Sometimes President Obama seems to think he's channeling Martin Luther King Jr. when he doesn't think he's a reincarnation of President Lincoln.  I guess he can do worse for role models although, aside from his being black and his stated belief in civil rights, I don't see much connection between Barack and MLK.  The latter was a visionary, a prophet.  Whatever his merits, Obama is a politician.  That means MLK adopted views that aligned with what he perceived and exprienced; Obama is thinking about votes and donations.

I don't mean this as a condemnation of Obama.  After all, he did change his position on gay marriage.  However, it's hard not to notice that he opposed it during his first campaign for the Presidency; he finally came out in support of it after Vice-President Biden expressed his.  

On the other hand, he did voice his support.  Plus, even though he could have been more proactive, he's done more to support transgender people than all of the presidents before him did.  Then again, the best of his predecessors did nothing; the others did what they could to make our lives more difficult.

But, as I said, Obama deserves some credit.  And, perhaps, he can claim MLK's mantel after all.  Nobody knows for sure whether King would have supported LGBT equality, as he was slain more than a year before the Stonewall Rebellion.  But we do know that he never said anything negative about queer people, and didn't countenance a "literal" or "fundamentalist" reading of the Bible that interprets Leviticus and other books of the Bible as injunctions against loving people of one's own sex.

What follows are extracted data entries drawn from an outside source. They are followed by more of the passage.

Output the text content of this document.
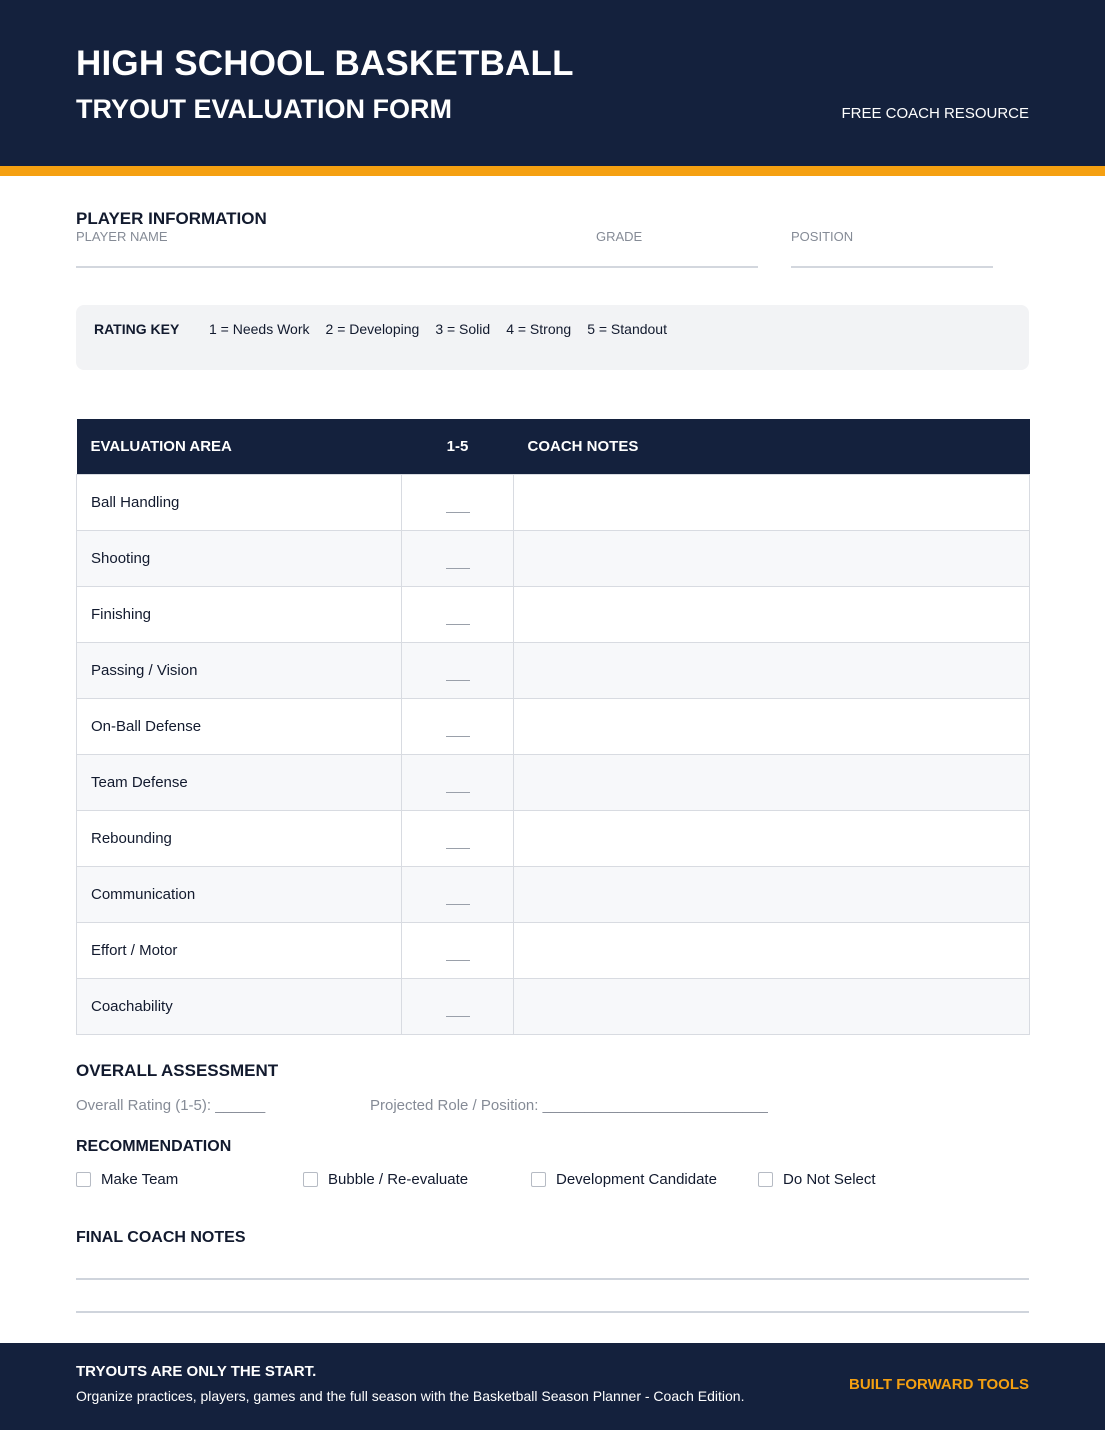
HIGH SCHOOL BASKETBALL
TRYOUT EVALUATION FORM	FREE COACH RESOURCE
PLAYER INFORMATION
PLAYER NAME	GRADE	POSITION
RATING KEY 1 = Needs Work 2 = Developing 3 = Solid 4 = Strong 5 = Standout
EVALUATION AREA	1-5	COACH NOTES
Ball Handling		
Shooting		
Finishing		
Passing / Vision		
On-Ball Defense		
Team Defense		
Rebounding		
Communication		
Effort / Motor		
Coachability		
OVERALL ASSESSMENT
Overall Rating (1-5): ______	Projected Role / Position: ___________________________
RECOMMENDATION
Make Team	Bubble / Re-evaluate	Development Candidate	Do Not Select
FINAL COACH NOTES
TRYOUTS ARE ONLY THE START.
Organize practices, players, games and the full season with the Basketball Season Planner - Coach Edition.
BUILT FORWARD TOOLS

Furthermore, King allowed Bayard Rustin, a friend who happened to be openly gay, to serve as one of his closest advisors.  Plus, he when he wrote an advice column for Ebony magazine, he responded in a sensitive (though, not surprisingly, pastoral) way to a letter from a boy who confessed his feelings toward other boys.  Given the time--1958--it was a very tolerant and forward-thinking response.

Still, some insist that King would not have considered LGBT rights the next logical step in the civil rights movement.  One of them is his own daughter, Rev. Bernice King.  In 2005, she led a march her father's grave while calling for a Constitutional ban on gay marriage. During a speech at a church meeting in New Zealand, she said her father "did not take a bullet for gay marriage."

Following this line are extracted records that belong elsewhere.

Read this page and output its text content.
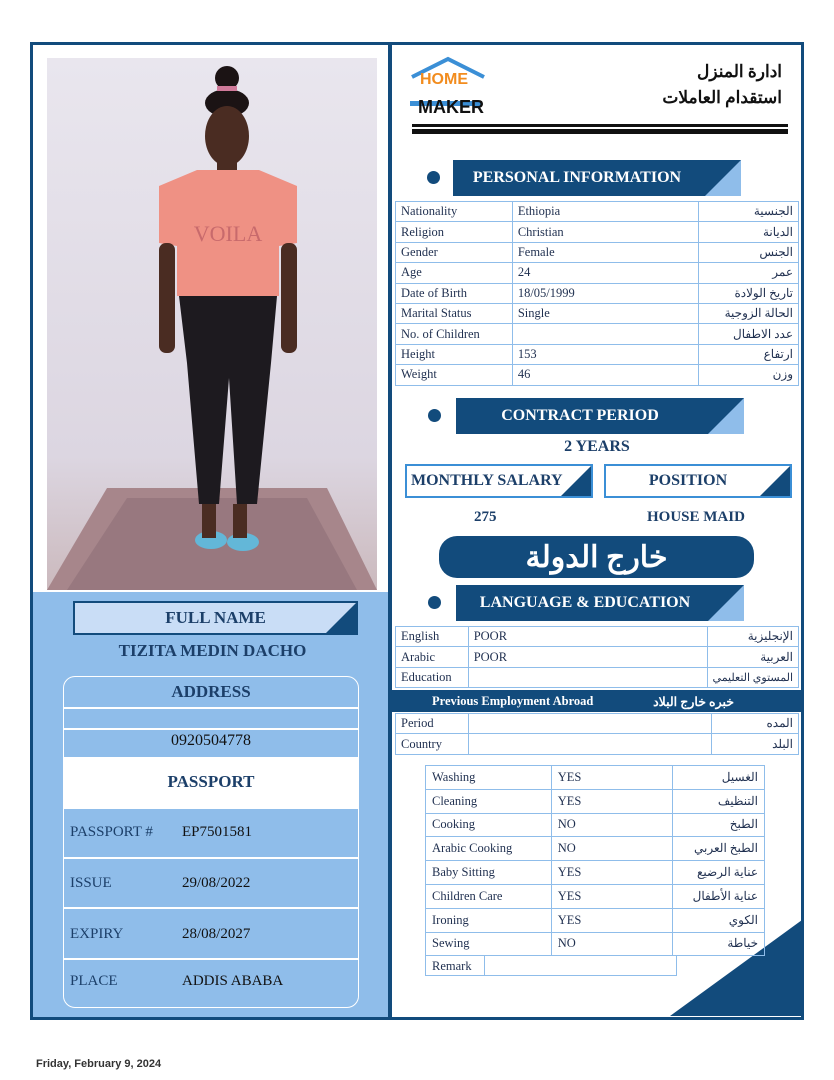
VOILA
FULL NAME
TIZITA MEDIN DACHO
ADDRESS
0920504778
PASSPORT
PASSPORT # EP7501581
ISSUE	29/08/2022
EXPIRY	28/08/2027
PLACE	ADDIS ABABA
HOME
MAKER
ادارة المنزل
استقدام العاملات
PERSONAL INFORMATION
Nationality	Ethiopia	الجنسية
Religion	Christian	الديانة
Gender	Female	الجنس
Age	24	عمر
Date of Birth	18/05/1999	تاريخ الولادة
Marital Status	Single	الحالة الزوجية
No. of Children		عدد الاطفال
Height	153	ارتفاع
Weight	46	وزن
CONTRACT PERIOD
2 YEARS
MONTHLY SALARY	POSITION
275	HOUSE MAID
خارج الدولة
LANGUAGE & EDUCATION
English	POOR	الإنجليزية
Arabic	POOR	العربية
Education		المستوي التعليمي
Previous Employment Abroad	خبره خارج البلاد
Period		المده
Country		البلد
Washing	YES	الغسيل
Cleaning	YES	التنظيف
Cooking	NO	الطبخ
Arabic Cooking	NO	الطبخ العربي
Baby Sitting	YES	عناية الرضيع
Children Care	YES	عناية الأطفال
Ironing	YES	الكوي
Sewing	NO	خياطة
Remark
Friday, February 9, 2024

But King's widow, Coretta Scott King, vocally supported gay rights.  One of her closest aides was gay.  (Are you seeing a pattern here?)  Furthermore, the FBI tapped his telephone conversations, and he was one of the most surveilled people on the planet.  Yet no one could find a conversation, sermon, speech, lecture or letter of his that expressed any sort of anti-gay sentiment.

Given what I've seen and read, I think that if MLK had lived longer, he would have made LGBT equality part of his civil-rights platform.  After all, he didn't turn away anyone else whose rights were denied or trampled.  I suspect that, being a preacher from the South in the time in which he lived, he simply didn't think much about LGBT people because, well, they hadn't made it onto his radar yet.  The same could be said for any number of other people of good will from that time.